The collateral for perhaps half the bank loans in New York was securities whose values had been inflated by speculation. Then on Saturday night, Nov. 2, 1907, a 70-year-old man gathered some fellow financiers at his home at 36th and Madison in Manhattan. The next morning, a New York Times headline proclaimed:
"BANKERS CONFER WITH MR. MORGAN, Long Discussion in His Library Not Ended Until 4 O'Clock." Both the Times and The Washington Post ("BANKERS IN CONFERENCE: Money Stringency and Remedial Measures Discussed in Morgan's Library") noted that bankers shuttled between meetings at Morgan's mansion and the Waldorf-Astoria in a newfangled conveyance — an automobile. Working 19 hours a day, and restricting himself on doctor's orders to 20 cigars a day, J.P. Morgan seemed so heroic that the president of Princeton University, Woodrow Wilson, said the financier should chair a panel of intellectuals who would advise the nation on its future.
Six years later, however, under Wilson as the nation's President, the Federal Reserve System was created, ending the era when a few titans of finance could be what central banks now are — the economy's "lenders of last resort." Central banks have been performing that role during today's turmoil in the market for subprime mortgages — those granted to the least creditworthy borrowers.
The ill wind blowing through that market has blown two goods: The public mind has been refreshed regarding the concept of moral hazard. And the electorate has been reminded of just how reliably liberal Hillary Clinton is.
Moral hazard exists when a policy produces incentives for perverse behavior. One such existing policy is farm price supports that reduce the cost to farmers of overproduction. Another is the policy of removing tens of millions of voters from the income tax rolls, thereby making government largesse a free good for them.
And this would be such a policy: the Federal Reserve lowering the cost of money whenever risky lending to a sector of the economy (e.g., housing) makes that sector desperate for lower interest rates. Many banks, hedge funds and other institutions have pocketed profits from their dealings in the subprime market. The losses are theirs, too.
Clinton leapt to explain the subprime problem in the terms of liberalism's master narrative — the victimization of the many by the few.
In a speech favorably contrasting a "shared responsibility" society with an "on your own" society, she said, in effect, that distressed subprime borrowers are not responsible for their behavior. "Unsavory" lenders, she said, had used "unfair lending practices." Doubtless there are as many unsavory lenders as there are unsavory politicians. So, voters and borrowers: caveat emptor.

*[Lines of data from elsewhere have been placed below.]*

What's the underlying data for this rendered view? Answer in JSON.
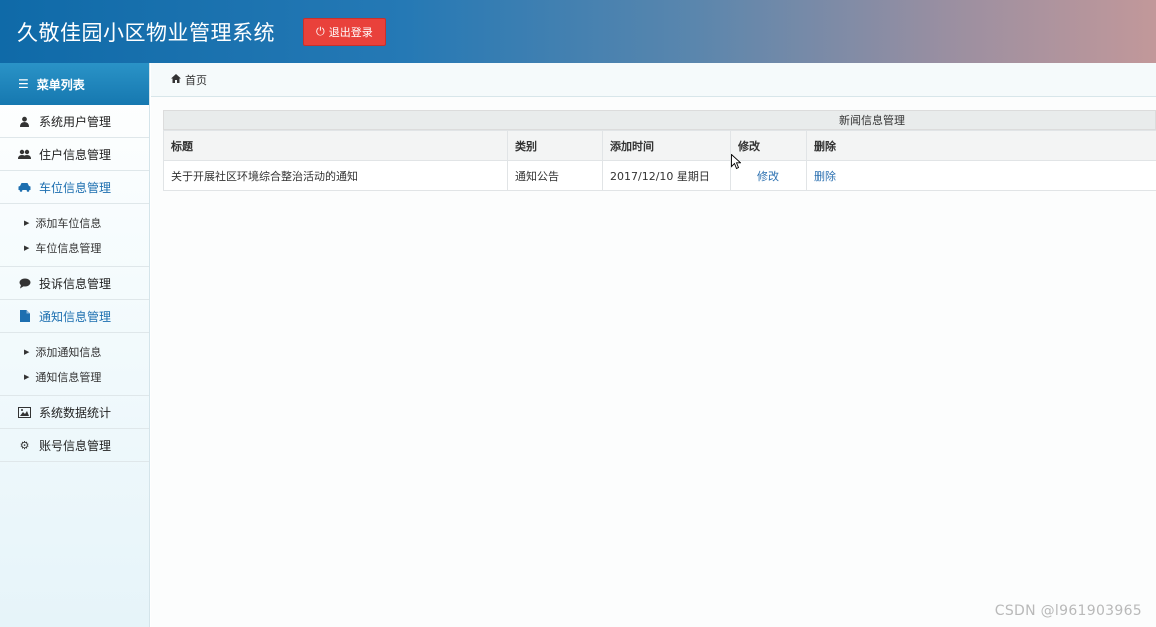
{
  "header": {
    "title": "久敬佳园小区物业管理系统",
    "logout_label": "退出登录"
  },
  "sidebar": {
    "menu_title": "菜单列表",
    "items": [
      {
        "label": "系统用户管理",
        "icon": "user-icon"
      },
      {
        "label": "住户信息管理",
        "icon": "users-icon"
      },
      {
        "label": "车位信息管理",
        "icon": "car-icon",
        "active": true
      },
      {
        "label": "投诉信息管理",
        "icon": "comment-icon"
      },
      {
        "label": "通知信息管理",
        "icon": "file-icon",
        "active": true
      },
      {
        "label": "系统数据统计",
        "icon": "picture-icon"
      },
      {
        "label": "账号信息管理",
        "icon": "gear-icon"
      }
    ],
    "parking_sub": [
      "添加车位信息",
      "车位信息管理"
    ],
    "notice_sub": [
      "添加通知信息",
      "通知信息管理"
    ]
  },
  "breadcrumb": {
    "home": "首页"
  },
  "panel": {
    "title": "新闻信息管理",
    "columns": [
      "标题",
      "类别",
      "添加时间",
      "修改",
      "删除"
    ],
    "rows": [
      {
        "title": "关于开展社区环境综合整治活动的通知",
        "category": "通知公告",
        "time": "2017/12/10 星期日",
        "edit": "修改",
        "delete": "删除"
      }
    ]
  },
  "watermark": "CSDN @l961903965",
  "colors": {
    "header_start": "#0f6aa8",
    "header_end": "#c2989a",
    "accent": "#1d6fb0",
    "logout": "#e9413b"
  }
}
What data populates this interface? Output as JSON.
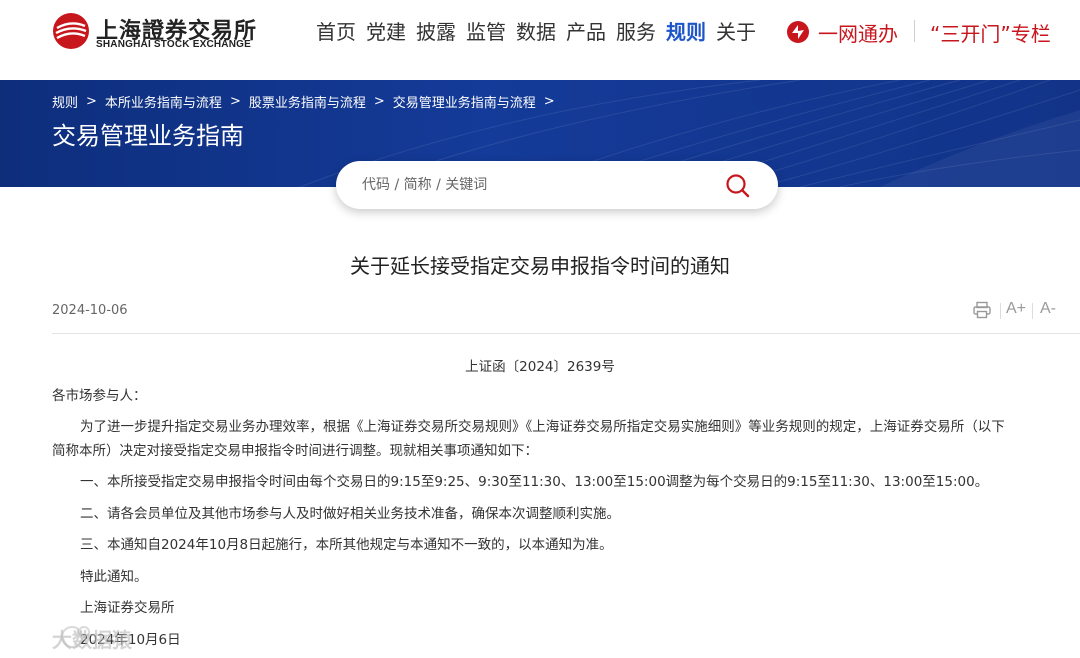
{
  "header": {
    "logo_cn": "上海證券交易所",
    "logo_en": "SHANGHAI STOCK EXCHANGE",
    "nav": [
      {
        "label": "首页",
        "active": false
      },
      {
        "label": "党建",
        "active": false
      },
      {
        "label": "披露",
        "active": false
      },
      {
        "label": "监管",
        "active": false
      },
      {
        "label": "数据",
        "active": false
      },
      {
        "label": "产品",
        "active": false
      },
      {
        "label": "服务",
        "active": false
      },
      {
        "label": "规则",
        "active": true
      },
      {
        "label": "关于",
        "active": false
      }
    ],
    "quick_yiwang": "一网通办",
    "quick_sankai": "“三开门”专栏"
  },
  "banner": {
    "breadcrumb": [
      "规则",
      "本所业务指南与流程",
      "股票业务指南与流程",
      "交易管理业务指南与流程"
    ],
    "title": "交易管理业务指南"
  },
  "search": {
    "placeholder": "代码 / 简称 / 关键词"
  },
  "article": {
    "title": "关于延长接受指定交易申报指令时间的通知",
    "date": "2024-10-06",
    "font_plus": "A+",
    "font_minus": "A-",
    "doc_number": "上证函〔2024〕2639号",
    "salutation": "各市场参与人：",
    "intro_line1": "为了进一步提升指定交易业务办理效率，根据《上海证券交易所交易规则》《上海证券交易所指定交易实施细则》等业务规则的规定，上海证券交易所（以下",
    "intro_line2": "简称本所）决定对接受指定交易申报指令时间进行调整。现就相关事项通知如下：",
    "item1": "一、本所接受指定交易申报指令时间由每个交易日的9:15至9:25、9:30至11:30、13:00至15:00调整为每个交易日的9:15至11:30、13:00至15:00。",
    "item2": "二、请各会员单位及其他市场参与人及时做好相关业务技术准备，确保本次调整顺利实施。",
    "item3": "三、本通知自2024年10月8日起施行，本所其他规定与本通知不一致的，以本通知为准。",
    "closing": "特此通知。",
    "signature": "上海证券交易所",
    "sign_date": "2024年10月6日"
  },
  "watermark": {
    "text": "大数据猿"
  },
  "colors": {
    "brand_red": "#c8161d",
    "nav_active_blue": "#1b55c8",
    "banner_blue": "#143b99"
  },
  "icons": [
    "sse-logo-icon",
    "yiwang-logo-icon",
    "search-icon",
    "print-icon",
    "chevron-right-icon"
  ]
}
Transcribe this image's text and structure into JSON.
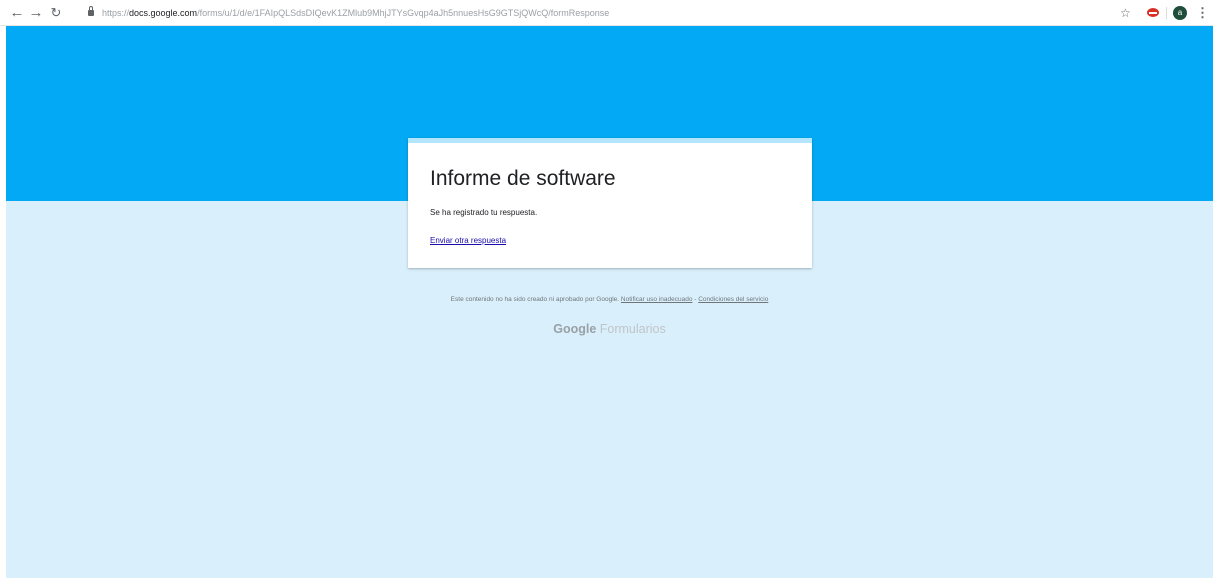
{
  "browser": {
    "url_scheme": "https://",
    "url_host": "docs.google.com",
    "url_path": "/forms/u/1/d/e/1FAIpQLSdsDIQevK1ZMlub9MhjJTYsGvqp4aJh5nnuesHsG9GTSjQWcQ/formResponse",
    "profile_initial": "a",
    "icons": {
      "back": "back-arrow-icon",
      "forward": "forward-arrow-icon",
      "reload": "reload-icon",
      "lock": "lock-icon",
      "bookmark": "star-icon",
      "extension": "adblock-extension-icon",
      "menu": "more-vert-icon"
    }
  },
  "colors": {
    "banner": "#03a9f4",
    "page_background": "#d9f0fc",
    "card_accent": "#b3e5fc",
    "link": "#1a0dab"
  },
  "form": {
    "title": "Informe de software",
    "confirmation": "Se ha registrado tu respuesta.",
    "another_response_link": "Enviar otra respuesta"
  },
  "footer": {
    "disclaimer": "Este contenido no ha sido creado ni aprobado por Google.",
    "report_link": "Notificar uso inadecuado",
    "separator": " - ",
    "terms_link": "Condiciones del servicio",
    "brand_google": "Google",
    "brand_product": "Formularios"
  }
}
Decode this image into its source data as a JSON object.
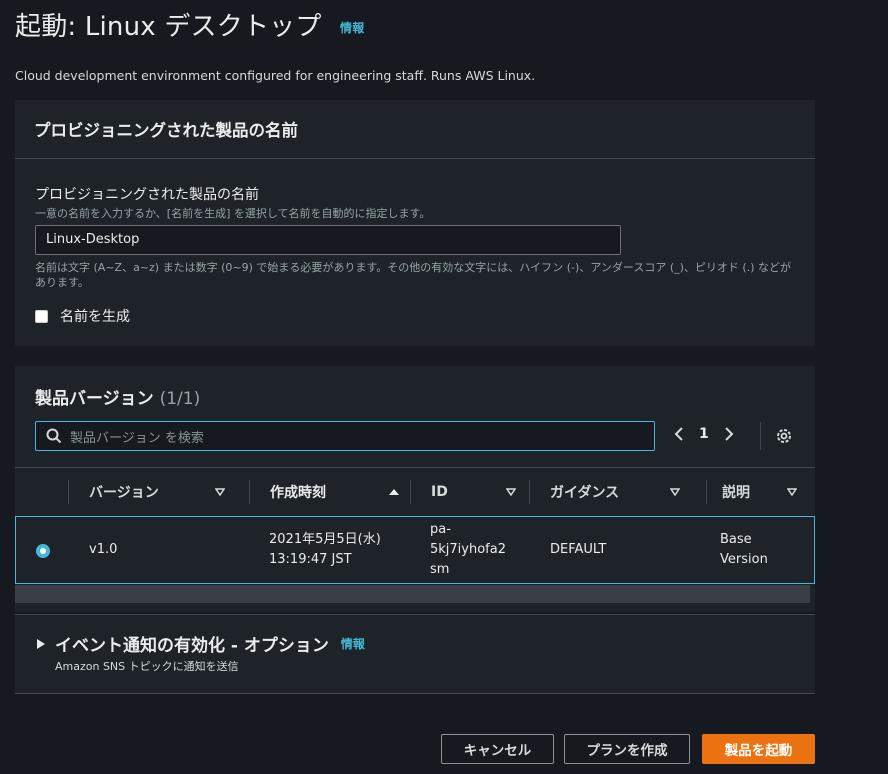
{
  "page": {
    "title": "起動: Linux デスクトップ",
    "info_label": "情報",
    "description": "Cloud development environment configured for engineering staff. Runs AWS Linux."
  },
  "name_panel": {
    "header": "プロビジョニングされた製品の名前",
    "field_label": "プロビジョニングされた製品の名前",
    "field_hint": "一意の名前を入力するか、[名前を生成] を選択して名前を自動的に指定します。",
    "field_value": "Linux-Desktop",
    "field_constraint": "名前は文字 (A~Z、a~z) または数字 (0~9) で始まる必要があります。その他の有効な文字には、ハイフン (-)、アンダースコア (_)、ピリオド (.) などがあります。",
    "generate_checkbox_label": "名前を生成",
    "generate_checked": false
  },
  "versions_panel": {
    "title": "製品バージョン",
    "count": "(1/1)",
    "search_placeholder": "製品バージョン を検索",
    "page_number": "1",
    "columns": [
      "バージョン",
      "作成時刻",
      "ID",
      "ガイダンス",
      "説明"
    ],
    "sorted_column": "作成時刻",
    "rows": [
      {
        "selected": true,
        "version": "v1.0",
        "created": [
          "2021年5月5日(水)",
          "13:19:47 JST"
        ],
        "id": [
          "pa-",
          "5kj7iyhofa2",
          "sm"
        ],
        "guidance": "DEFAULT",
        "description": [
          "Base",
          "Version"
        ]
      }
    ]
  },
  "events_panel": {
    "title": "イベント通知の有効化 - オプション",
    "info_label": "情報",
    "subtitle": "Amazon SNS トピックに通知を送信"
  },
  "footer": {
    "cancel_label": "キャンセル",
    "plan_label": "プランを作成",
    "launch_label": "製品を起動"
  },
  "colors": {
    "background": "#16191f",
    "panel": "#1e2229",
    "accent_blue": "#44b9d6",
    "primary_orange": "#ec7211"
  }
}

But this, too, is true: Every improvident loan requires an improvident borrower to seek and accept it. Furthermore, when there is no penalty for folly — such as getting a variable-rate mortgage that will be ruinous if the rate varies upward — folly proliferates. To get a mortgage is usually to commit capitalism; it is to make an investment in the hope of gain. And if lenders know that whenever they go too far and require inexpensive money the Federal Reserve will provide it with low interest rates, then going too far will not really be going too far.
In 2008, as voters assess their well-being, several million households with adjustable-rate home mortgages will have their housing costs increase.
Defaults, too, will increase. That will be a perverse incentive for the political class to be compassionate toward themselves in the name of compassion toward borrowers, with money to bail out borrowers. If elected politicians controlled the Federal Reserve, they would lower interest rates. Fortunately, we have insulated the Federal Reserve from democracy.
The Federal Reserve's proper mission is not to produce a particular rate of economic growth or unemployment, or to cure injuries to certain sectors of the economy. It is to preserve the currency as a store of value — to contain inflation. The fact that inflation remains a worry is testimony to the fundamental soundness of the economy, in spite of turbulence in a small slice of one sector.
Ron Chernow, in his book "The House of Morgan: An American Banking Dynasty and the Rise of Modern Finance" (1990), says Morgan's 1907 rescue was the last time private bankers "loomed so much larger than regulators in a crisis. Afterward, the pendulum would swing decidedly toward government financial management." Happily, Chairman Ben Bernanke's Federal Reserve remains committed to minimal management, which is what government does best.